Massimiano Bucchi refers to this new way of communicating as scientific communication 2.0. He draws a comparison with the previous flow of information, where scientific findings were converted into either educational material in textbooks or popular science in newspapers and on radio and TV – a process that involves the selection and simplification of the original information.

No simple solution

Massimiano Bucchi is careful to emphasise that the concept of ‘the general public’ does not constitute a target audience.

“It is important to understand and to welcome the role of diversity within scientific communication. This is something that we should be researching more – with regard to the choice of both communication channel and target audience.”

Some of the variables which should be taken into account are, in the view of Massimiano Bucchi, target audience, objective, content and subject.

“The message that is perhaps the most important to have emerged from research into scientific communication is that there is no universal solution to how science should be communicated. One must first understand the context in order to be able to be clear about one’s objectives and honest to one’s audience.”

As the editor of an international journal, Massimiano Bucchi also sees that there are clear cultural differences that have an impact on scientific communication. One such example is China, which is one of those countries that is a new addition to the field of research.

“There, much of the scientific communication is concerned with providing information about, and spreading the usage of, new techniques, such as within agriculture, for example.”

Pictures as an unexplored possibility

Massimiano Bucchi is currently particularly interested in the use of visual content in scientific communication. Pictures have always been used to communicate science – first in the form of illustrations, then by means of photographs and films. Nowadays, infographics (which can be interactive and quite sophisticated) have become popular.

Massimiano Bucchi has studied people’s recognition of scientific pictures, such as the DNA helix and pictures of well-known scientists.

“Just because someone recognises a picture of Einstein doesn’t mean they know anything about physics. But we should investigate in more detail how we can use images and develop methods for measuring the effects that pictures have on the communication of science.”

He believes that a visual representation can act as a springboard for the conveying of more complex content. The recognition of images with scientific content is also an important part of what is known as ‘scientific literacy’, which is concerned with the popular understanding of science.

“Today, we measure scientific understanding by using text-based questions. This should also incorporate the visual aspect – the recognition of pictures – but this area remains, as yet, unresearched.”

Open science in a real sense

Scientific communication is often concerned with the actual research results or with generating interest in science, such as through science festivals, for example. According to Massimiano Bucchi, although this is an important element of the communication, it is equally important to increase awareness of the research conditions.

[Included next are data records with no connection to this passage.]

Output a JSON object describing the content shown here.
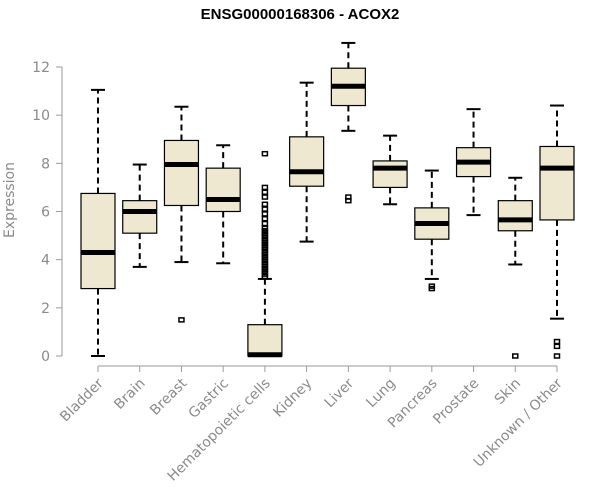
{
  "chart_data": {
    "type": "boxplot",
    "title": "ENSG00000168306 - ACOX2",
    "xlabel": "",
    "ylabel": "Expression",
    "ylim": [
      0,
      12.5
    ],
    "yticks": [
      0,
      2,
      4,
      6,
      8,
      10,
      12
    ],
    "grid": false,
    "colors": {
      "box_fill": "#efe8d1",
      "box_stroke": "#000000",
      "axis": "#9a9a9a",
      "text": "#8a8a8a"
    },
    "categories": [
      "Bladder",
      "Brain",
      "Breast",
      "Gastric",
      "Hematopoietic cells",
      "Kidney",
      "Liver",
      "Lung",
      "Pancreas",
      "Prostate",
      "Skin",
      "Unknown / Other"
    ],
    "boxes": [
      {
        "name": "Bladder",
        "min": 0.0,
        "q1": 2.8,
        "median": 4.3,
        "q3": 6.75,
        "max": 11.05,
        "outliers": []
      },
      {
        "name": "Brain",
        "min": 3.7,
        "q1": 5.1,
        "median": 6.0,
        "q3": 6.45,
        "max": 7.95,
        "outliers": []
      },
      {
        "name": "Breast",
        "min": 3.9,
        "q1": 6.25,
        "median": 7.95,
        "q3": 8.95,
        "max": 10.35,
        "outliers": [
          1.5
        ]
      },
      {
        "name": "Gastric",
        "min": 3.85,
        "q1": 6.0,
        "median": 6.5,
        "q3": 7.8,
        "max": 8.75,
        "outliers": []
      },
      {
        "name": "Hematopoietic cells",
        "min": 0.0,
        "q1": 0.0,
        "median": 0.05,
        "q3": 1.3,
        "max": 3.2,
        "outliers": [
          3.3,
          3.4,
          3.5,
          3.6,
          3.7,
          3.8,
          3.9,
          4.0,
          4.1,
          4.2,
          4.3,
          4.4,
          4.5,
          4.6,
          4.7,
          4.8,
          4.9,
          5.0,
          5.1,
          5.2,
          5.3,
          5.5,
          5.7,
          5.9,
          6.1,
          6.3,
          6.6,
          6.8,
          7.0,
          8.4
        ]
      },
      {
        "name": "Kidney",
        "min": 4.75,
        "q1": 7.05,
        "median": 7.65,
        "q3": 9.1,
        "max": 11.35,
        "outliers": []
      },
      {
        "name": "Liver",
        "min": 9.35,
        "q1": 10.4,
        "median": 11.2,
        "q3": 11.95,
        "max": 13.0,
        "outliers": [
          6.45,
          6.6
        ]
      },
      {
        "name": "Lung",
        "min": 6.3,
        "q1": 7.0,
        "median": 7.8,
        "q3": 8.1,
        "max": 9.15,
        "outliers": []
      },
      {
        "name": "Pancreas",
        "min": 3.2,
        "q1": 4.85,
        "median": 5.5,
        "q3": 6.15,
        "max": 7.7,
        "outliers": [
          2.8,
          2.9
        ]
      },
      {
        "name": "Prostate",
        "min": 5.85,
        "q1": 7.45,
        "median": 8.05,
        "q3": 8.65,
        "max": 10.25,
        "outliers": []
      },
      {
        "name": "Skin",
        "min": 3.8,
        "q1": 5.2,
        "median": 5.65,
        "q3": 6.45,
        "max": 7.4,
        "outliers": [
          0.0
        ]
      },
      {
        "name": "Unknown / Other",
        "min": 1.55,
        "q1": 5.65,
        "median": 7.8,
        "q3": 8.7,
        "max": 10.4,
        "outliers": [
          0.0,
          0.4,
          0.6
        ]
      }
    ]
  }
}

“If we really want people to be able to engage in science, we must also discuss how the system works – for example, why does the government choose to invest in one particular research area and not in another?”

Cases of scientific misconduct represent one example of the importance of open discussion. What actually happened and how did this situation arise? In the view of Massimiano Bucchi, participation in the discussion is dependent upon people having the right to know the answers to these questions

“Everybody is talking about open science but it is not open in the way that it should be. The funding of research, publication, how decisions are made and how a policy is formed – the system is really quite inaccessible. Being able to communicate this is quite a challenge but it is necessary if we want society to become engaged in science.”